Tim Peters tim.peters at gmail.com
Sun Jan 1 02:21:23 CET 2006


[Noam Raphael]
>>> For example, iteration over a set which once had
>>> 1,000,000 members and now has 2 can take 1,000,000 operations every
>>> time you traverse all the (2) elements.

[Raymond Hettinger]
>> Do you find that to be a common or plausible use case?

[Naom]
> I don't have a concrete example in this minute, but a set which is
> repeatedly filled with elements and then emptied by pop operations
> doesn't seem to me that far-fetched.

Ah, but that's an entirely different example than the one you started
with:  every detail counts when you're looking for "bad" cases.  In
this new example, the set _does_ get resized, as soon as you start
adding elements again.  OTOH, in the absence of repeated iteration
too, it's not clear that this resizing helps more than it hurts.

...

> I wanted to say that there isn't any new information, and yet I don't
> think that I have to assume that everything in current Python is the
> best that can be.

It was in 2005; 2006 is an entirely different year ;-)

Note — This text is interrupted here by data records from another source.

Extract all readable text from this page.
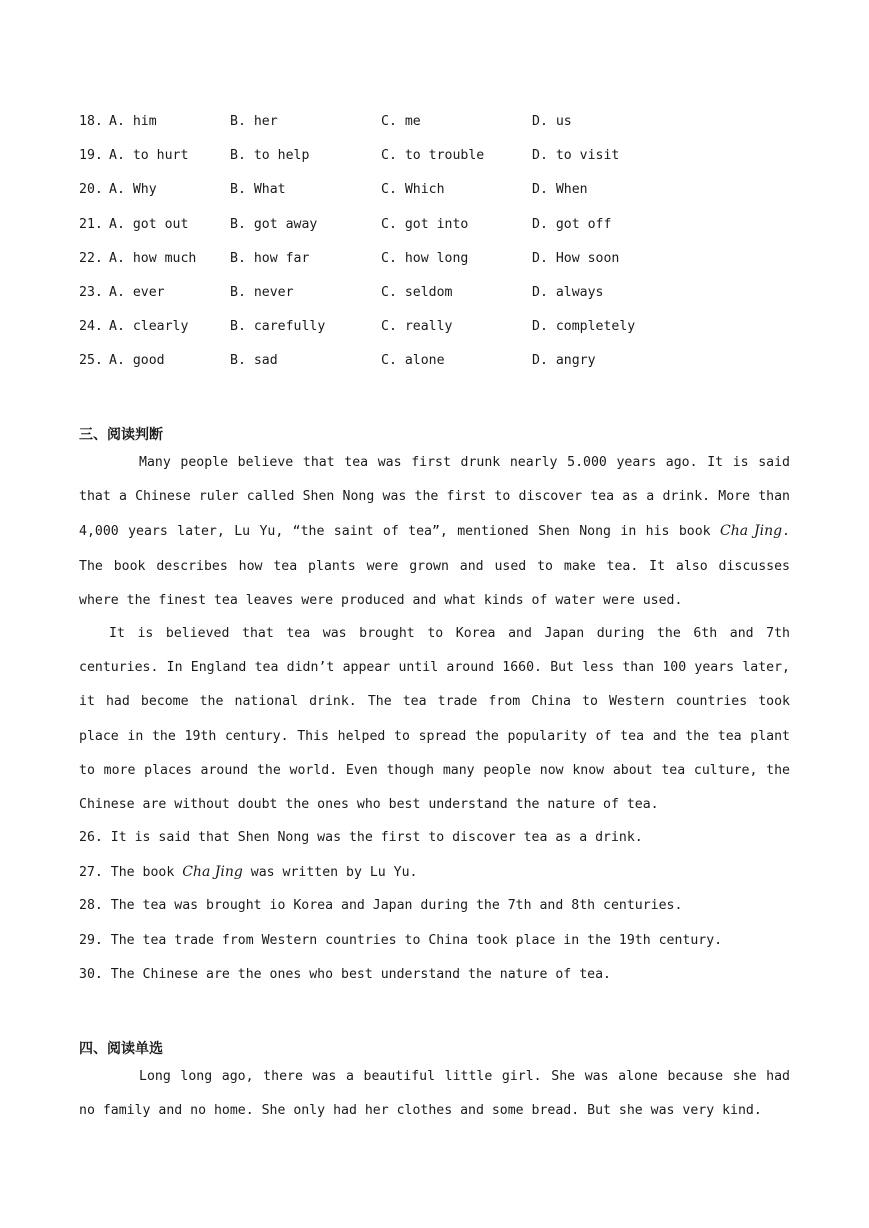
18. A. him	B. her	C. me	D. us
19. A. to hurt	B. to help	C. to trouble	D. to visit
20. A. Why	B. What	C. Which	D. When
21. A. got out	B. got away	C. got into	D. got off
22. A. how much	B. how far	C. how long	D. How soon
23. A. ever	B. never	C. seldom	D. always
24. A. clearly	B. carefully	C. really	D. completely
25. A. good	B. sad	C. alone	D. angry
三、阅读判断

Many people believe that tea was first drunk nearly 5.000 years ago. It is said that a Chinese ruler called Shen Nong was the first to discover tea as a drink. More than 4,000 years later, Lu Yu, “the saint of tea”, mentioned Shen Nong in his book Cha Jing. The book describes how tea plants were grown and used to make tea. It also discusses where the finest tea leaves were produced and what kinds of water were used.

It is believed that tea was brought to Korea and Japan during the 6th and 7th centuries. In England tea didn’t appear until around 1660. But less than 100 years later, it had become the national drink. The tea trade from China to Western countries took place in the 19th century. This helped to spread the popularity of tea and the tea plant to more places around the world. Even though many people now know about tea culture, the Chinese are without doubt the ones who best understand the nature of tea.

26. It is said that Shen Nong was the first to discover tea as a drink.
27. The book Cha Jing was written by Lu Yu.
28. The tea was brought io Korea and Japan during the 7th and 8th centuries.
29. The tea trade from Western countries to China took place in the 19th century.
30. The Chinese are the ones who best understand the nature of tea.
四、阅读单选

Long long ago, there was a beautiful little girl. She was alone because she had no family and no home. She only had her clothes and some bread. But she was very kind.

> All I did was finding another reason why a downsizing scheme might
> be good, and posting it to ask if people have thought about it.

Not all that much -- sets whose sizes bounce around a lot, and which
are also iterated over a lot, haven't stuck out as an important use
case.  Typically, if a set or dict gets iterated over at all, that
happens once near the end of its life.

> If you have a document listing all the design decisions that went into
> dict implementation, then please send it to me and I won't ask about
> things that were already thought about.

Lots of info in the source; Josiah already pointed at the most useful dict docs.

> But the answer is, yes. I beleive that the current dict resizing
> scheme was born before the iterator protocol was introduced, and it
> may be a reason why the current scheme doesn't try to minimize the
> number of empty hash table entries.

Dict resizing was designed before the Python-level iteration protocol,
but under the covers dicts offered the PyDict_Next() C-level iteration
protocol "forever".  It's not the iteration protocol (or lack thereof)
that drives this.

Far more important is that dicts have always been heavily used by
Python itself, in its own implementation, for a variety of namespaces:
 the global dict, originally the local dict too, for class dicts and
instance dicts, and to pass keyword arguments.  Note that all those
cases use strings for keys, and in fact Python originally supported
only string-keyed dicts.  In all those cases too, deletions are at
worst very rare, and iteration a minor use case.